This week, the
Christian Fiction Blog Alliance
is introducing
The Christmas Glass
GuidepostsBooks (October 1, 2009)
by
Marci Alborghetti

In the early days of World War II in Italy, Anna, a young widow who runs a small orphanage, carefully wraps her most cherished possessions -- a dozen hand-blown, German-made, Christmas ornaments, handed down by her mother -- and sends them to a cousin she hasn't seen in years.
Anna is distressed to part with her only tangible reminder of her mother, but she worries that the ornaments will be lost or destroyed in the war, especially now that her orphanage has begun to secretly shelter Jewish children. Anna's young cousin Filomena is married with two-year-old twins when she receives the box of precious Christmas glass.
After the war, Filomena emigrates to America, where the precious ornaments are passed down through the generations. After more than forty years, twelve people come to possess a piece of Christmas glass, some intimately connected by family bonds, some connected only through the history of the ornaments.
As Christmas Day approaches, readers join each character in a journey of laughter and tears, fractures and healings, as Filomena, now an eighty-four-year-old great-grandmother, brings them all to what will be either a wondrous reunion or a disaster that may shatter them all like the precious glass they cherish.
If you would like to read the first chapter of The Christmas Glass, go HERE.

She and her husband, Charlie Duffy, live in New London, Connecticut and the San Francisco Bay area. While in New London she facilitates the Saint James Literary Club.

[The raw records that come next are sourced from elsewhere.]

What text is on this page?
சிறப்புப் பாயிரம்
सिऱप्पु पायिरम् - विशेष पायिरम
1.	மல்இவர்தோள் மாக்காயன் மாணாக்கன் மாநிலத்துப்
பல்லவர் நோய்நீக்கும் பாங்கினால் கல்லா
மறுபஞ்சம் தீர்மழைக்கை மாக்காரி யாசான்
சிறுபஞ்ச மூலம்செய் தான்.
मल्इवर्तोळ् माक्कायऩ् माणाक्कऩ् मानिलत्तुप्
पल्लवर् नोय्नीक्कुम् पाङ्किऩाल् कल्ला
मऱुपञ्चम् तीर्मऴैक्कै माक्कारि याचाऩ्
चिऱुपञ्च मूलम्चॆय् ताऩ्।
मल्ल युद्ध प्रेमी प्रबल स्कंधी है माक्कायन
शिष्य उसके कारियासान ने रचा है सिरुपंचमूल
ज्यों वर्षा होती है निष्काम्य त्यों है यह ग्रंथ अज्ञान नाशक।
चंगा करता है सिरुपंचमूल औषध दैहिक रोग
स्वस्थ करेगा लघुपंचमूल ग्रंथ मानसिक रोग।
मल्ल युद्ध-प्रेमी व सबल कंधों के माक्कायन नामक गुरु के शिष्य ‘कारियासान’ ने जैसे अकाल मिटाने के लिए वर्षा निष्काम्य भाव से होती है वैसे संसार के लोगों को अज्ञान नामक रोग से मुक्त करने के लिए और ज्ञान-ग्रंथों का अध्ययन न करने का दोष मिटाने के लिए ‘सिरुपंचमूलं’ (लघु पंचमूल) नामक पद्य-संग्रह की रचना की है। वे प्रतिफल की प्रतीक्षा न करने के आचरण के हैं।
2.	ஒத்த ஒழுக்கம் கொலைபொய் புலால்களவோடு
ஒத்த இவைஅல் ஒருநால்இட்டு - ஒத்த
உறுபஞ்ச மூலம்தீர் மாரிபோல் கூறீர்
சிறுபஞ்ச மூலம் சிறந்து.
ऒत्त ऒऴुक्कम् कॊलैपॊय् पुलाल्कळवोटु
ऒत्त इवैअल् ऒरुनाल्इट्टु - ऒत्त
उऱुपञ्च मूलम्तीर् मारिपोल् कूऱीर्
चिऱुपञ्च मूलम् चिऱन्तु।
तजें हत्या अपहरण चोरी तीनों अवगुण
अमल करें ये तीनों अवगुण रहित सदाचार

Heidi Says: This was a great way to start my holiday reading! Though this book contained a lot of characters, I was able to follow along with all of them, thanks to the handy character listing in the front of the book. Sometimes lots of characters make a book hard to follow, but that cross-reference list made it easy to stick with. I loved reading about each piece of the Christmas Glass - learning more about it's new owner - and how each person tied in with the original owner. The last chapter was especially interesting, as you finally see the ending for each person's individual story. I will be passing along The Christmas Glass.